After about a month of research on using smaller textual units for query expansion, it seems that sentence level expansion is a better candidate for query expansion as compared to term based expansion. I finished writing the paper on my experiments involving sentence level query expansion and submitted it to ICON (a conference to be held on IITKGP). I got some more time to write the paper carefully and concentrate on the meticulous details of the analysis of the results as against the previous submissions to COLING and EMNLP where I really had to rush through compiling the paper. The results are very encouraging on FIRE 2008 and 2010 topics. Hopefully the results will turn out good for TREC topics as well.
The next thing which I'm gonna start is the work on the adhoc and feedback tracks of INEX. My initial plan is to test sentence expansion on the INEX collection using 2009 topics.

Thursday, June 17, 2010

I read the paper on Local Context Analysis (LCA) by Xiu and Croft and found that they have done a topic level analysis at the document level i.e. they have tried to categorize the pseudo relevant documents into several topics and then have chosen the query terms from the topic which is most likely to be relevant to the given query.
It struck me that if I could possibly do some sub-topic categorization and select expansion terms only from the most relevant sub-topic then we might be getting better results than conventional feedback where query terms are chosen from anywhere in the document. This focussed scheme of choosing the expansion terms intuitively should give better results. I ran some experiments on FIRE data and found out that this is indeed true.
Now, I have to run some experiments on Bengali topic sets.

Monday, June 14, 2010

I experimented with clusterings of the sentences of the pseudo relevant documents. I observed that setting the number of clusters to 2 achieves the best possible improvement. To obtain a faster implementation, I decided to sort the pseudo relevant document sentences in descending order of similarity to the query sentences and then extract a fixed percentage of them and add to the original query.
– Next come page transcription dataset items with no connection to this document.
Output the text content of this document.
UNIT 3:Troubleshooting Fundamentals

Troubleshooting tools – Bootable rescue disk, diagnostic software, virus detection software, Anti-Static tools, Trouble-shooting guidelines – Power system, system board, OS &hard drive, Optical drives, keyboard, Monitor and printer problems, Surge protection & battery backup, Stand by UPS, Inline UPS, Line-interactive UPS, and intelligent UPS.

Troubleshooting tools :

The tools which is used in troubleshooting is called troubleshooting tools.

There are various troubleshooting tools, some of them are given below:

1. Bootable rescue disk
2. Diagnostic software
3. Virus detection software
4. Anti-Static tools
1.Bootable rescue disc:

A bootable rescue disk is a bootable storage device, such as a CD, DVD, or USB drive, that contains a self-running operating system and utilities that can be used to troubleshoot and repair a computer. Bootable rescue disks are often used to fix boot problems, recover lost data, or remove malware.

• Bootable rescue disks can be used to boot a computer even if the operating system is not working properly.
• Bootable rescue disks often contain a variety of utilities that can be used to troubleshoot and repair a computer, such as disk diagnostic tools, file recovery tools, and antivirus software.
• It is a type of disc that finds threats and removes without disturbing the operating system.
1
This gives even better results and the process is faster than clustering.
The improvements in MAP are statistically significant as compared to conventional query expansion.
All the above experiments are done on FIRE english and bengali topic sets for 2008 and 2010.
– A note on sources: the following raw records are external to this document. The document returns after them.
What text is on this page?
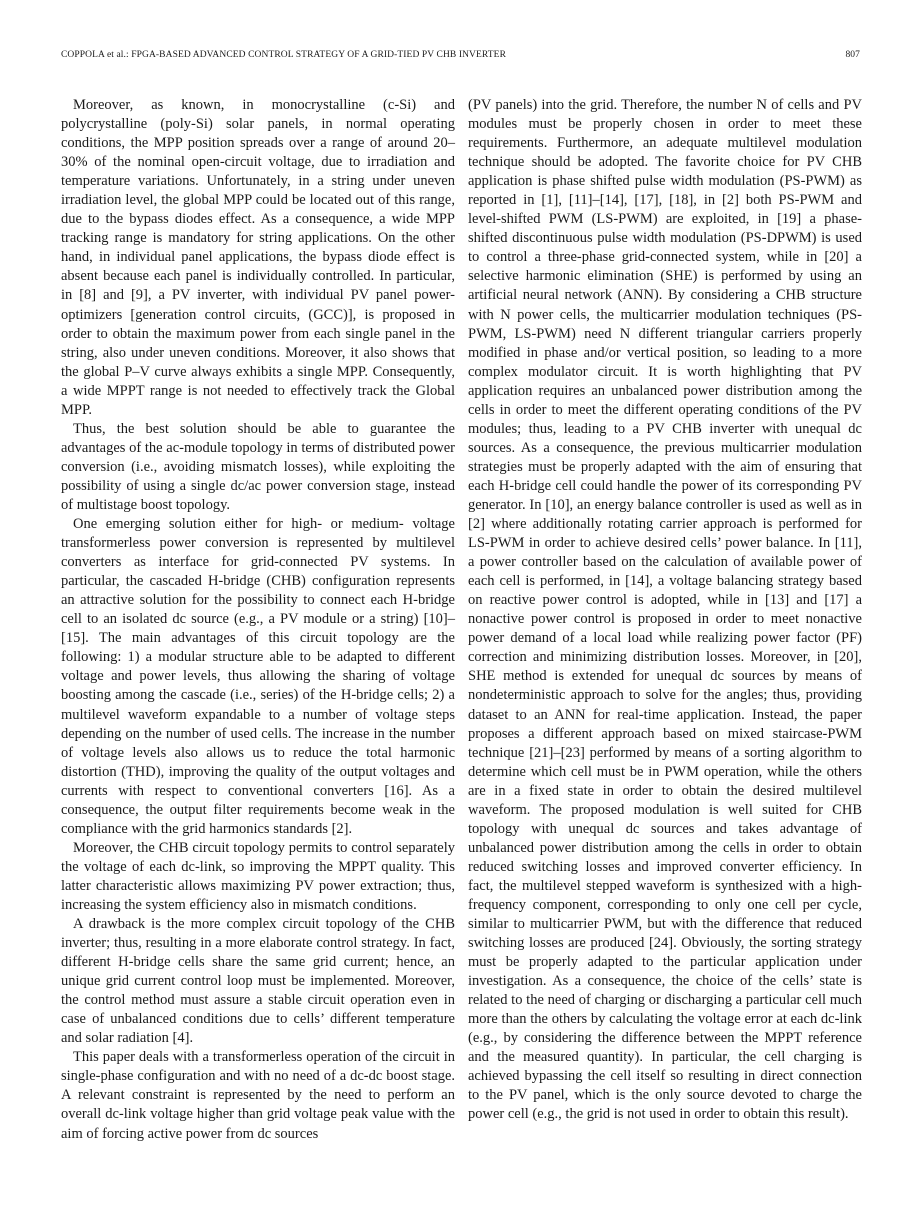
COPPOLA et al.: FPGA-BASED ADVANCED CONTROL STRATEGY OF A GRID-TIED PV CHB INVERTER	807

Moreover, as known, in monocrystalline (c-Si) and polycrystalline (poly-Si) solar panels, in normal operating conditions, the MPP position spreads over a range of around 20–30% of the nominal open-circuit voltage, due to irradiation and temperature variations. Unfortunately, in a string under uneven irradiation level, the global MPP could be located out of this range, due to the bypass diodes effect. As a consequence, a wide MPP tracking range is mandatory for string applications. On the other hand, in individual panel applications, the bypass diode effect is absent because each panel is individually controlled. In particular, in [8] and [9], a PV inverter, with individual PV panel power-optimizers [generation control circuits, (GCC)], is proposed in order to obtain the maximum power from each single panel in the string, also under uneven conditions. Moreover, it also shows that the global P–V curve always exhibits a single MPP. Consequently, a wide MPPT range is not needed to effectively track the Global MPP.

Thus, the best solution should be able to guarantee the advantages of the ac-module topology in terms of distributed power conversion (i.e., avoiding mismatch losses), while exploiting the possibility of using a single dc/ac power conversion stage, instead of multistage boost topology.

One emerging solution either for high- or medium- voltage transformerless power conversion is represented by multilevel converters as interface for grid-connected PV systems. In particular, the cascaded H-bridge (CHB) configuration represents an attractive solution for the possibility to connect each H-bridge cell to an isolated dc source (e.g., a PV module or a string) [10]–[15]. The main advantages of this circuit topology are the following: 1) a modular structure able to be adapted to different voltage and power levels, thus allowing the sharing of voltage boosting among the cascade (i.e., series) of the H-bridge cells; 2) a multilevel waveform expandable to a number of voltage steps depending on the number of used cells. The increase in the number of voltage levels also allows us to reduce the total harmonic distortion (THD), improving the quality of the output voltages and currents with respect to conventional converters [16]. As a consequence, the output filter requirements become weak in the compliance with the grid harmonics standards [2].

Moreover, the CHB circuit topology permits to control separately the voltage of each dc-link, so improving the MPPT quality. This latter characteristic allows maximizing PV power extraction; thus, increasing the system efficiency also in mismatch conditions.

A drawback is the more complex circuit topology of the CHB inverter; thus, resulting in a more elaborate control strategy. In fact, different H-bridge cells share the same grid current; hence, an unique grid current control loop must be implemented. Moreover, the control method must assure a stable circuit operation even in case of unbalanced conditions due to cells’ different temperature and solar radiation [4].

This paper deals with a transformerless operation of the circuit in single-phase configuration and with no need of a dc-dc boost stage. A relevant constraint is represented by the need to perform an overall dc-link voltage higher than grid voltage peak value with the aim of forcing active power from dc sources

(PV panels) into the grid. Therefore, the number N of cells and PV modules must be properly chosen in order to meet these requirements. Furthermore, an adequate multilevel modulation technique should be adopted. The favorite choice for PV CHB application is phase shifted pulse width modulation (PS-PWM) as reported in [1], [11]–[14], [17], [18], in [2] both PS-PWM and level-shifted PWM (LS-PWM) are exploited, in [19] a phase-shifted discontinuous pulse width modulation (PS-DPWM) is used to control a three-phase grid-connected system, while in [20] a selective harmonic elimination (SHE) is performed by using an artificial neural network (ANN). By considering a CHB structure with N power cells, the multicarrier modulation techniques (PS-PWM, LS-PWM) need N different triangular carriers properly modified in phase and/or vertical position, so leading to a more complex modulator circuit. It is worth highlighting that PV application requires an unbalanced power distribution among the cells in order to meet the different operating conditions of the PV modules; thus, leading to a PV CHB inverter with unequal dc sources. As a consequence, the previous multicarrier modulation strategies must be properly adapted with the aim of ensuring that each H-bridge cell could handle the power of its corresponding PV generator. In [10], an energy balance controller is used as well as in [2] where additionally rotating carrier approach is performed for LS-PWM in order to achieve desired cells’ power balance. In [11], a power controller based on the calculation of available power of each cell is performed, in [14], a voltage balancing strategy based on reactive power control is adopted, while in [13] and [17] a nonactive power control is proposed in order to meet nonactive power demand of a local load while realizing power factor (PF) correction and minimizing distribution losses. Moreover, in [20], SHE method is extended for unequal dc sources by means of nondeterministic approach to solve for the angles; thus, providing dataset to an ANN for real-time application. Instead, the paper proposes a different approach based on mixed staircase-PWM technique [21]–[23] performed by means of a sorting algorithm to determine which cell must be in PWM operation, while the others are in a fixed state in order to obtain the desired multilevel waveform. The proposed modulation is well suited for CHB topology with unequal dc sources and takes advantage of unbalanced power distribution among the cells in order to obtain reduced switching losses and improved converter efficiency. In fact, the multilevel stepped waveform is synthesized with a high-frequency component, corresponding to only one cell per cycle, similar to multicarrier PWM, but with the difference that reduced switching losses are produced [24]. Obviously, the sorting strategy must be properly adapted to the particular application under investigation. As a consequence, the choice of the cells’ state is related to the need of charging or discharging a particular cell much more than the others by calculating the voltage error at each dc-link (e.g., by considering the difference between the MPPT reference and the measured quantity). In particular, the cell charging is achieved bypassing the cell itself so resulting in direct connection to the PV panel, which is the only source devoted to charge the power cell (e.g., the grid is not used in order to obtain this result).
I ran the same experiments for TREC collection on topic sets 401-450. I observed that the variance of the document lengths are much higher for TREC documents. As a result if we select a fixed percentage of sentences from 10 pseudo relevant documents, we might end up in adding 1 sentence from a document and 100 sentences from another document. This is certainly not desirable and I modified my algorithm to add sentences from a document only if the number of sentences we are going to add doesn't deviate too much from the running average number of sentences we have already added. But still, the best improvement we could achieve with term based query expansion is higher than the sentence based query expansion. (0.301 vs. 0.295).

I will have to do a topic by topic analysis and also do some experiments with the lambda values in the expanded query for the terms in the additional sentences.

Monday, May 24, 2010

From the previous week I had been working on implementation of query expansion by limiting the expansion terms to the most similar segments of the top documents retrieved during the baseline run. I completed the Java implementation which reads in the baseline retrieval information and the original TREC formatted query and outputs an expanded TREC formatted query chosen from the sections of documents which are most similar (with respect to term overlap) with the query sentences.
The expanded query increased the MAP from 0.56 to 0.59 on the FIRE test collection.

My Research activities

I joined the CNGL (Center for Next Generation in Localization) research group in Dublin City University on Jan 2010 as a PhD. student. I work in the Digital Content Management track which deals which focuses on Information Retrieval and Adaptive Hypermedia systems.
I decided to start this blog to be a bit more methodical in my research activities. In this blog you would mainly find the tasks I have been doing lately and I would try to provide the links to any useful stuff that I came up with during my explorations.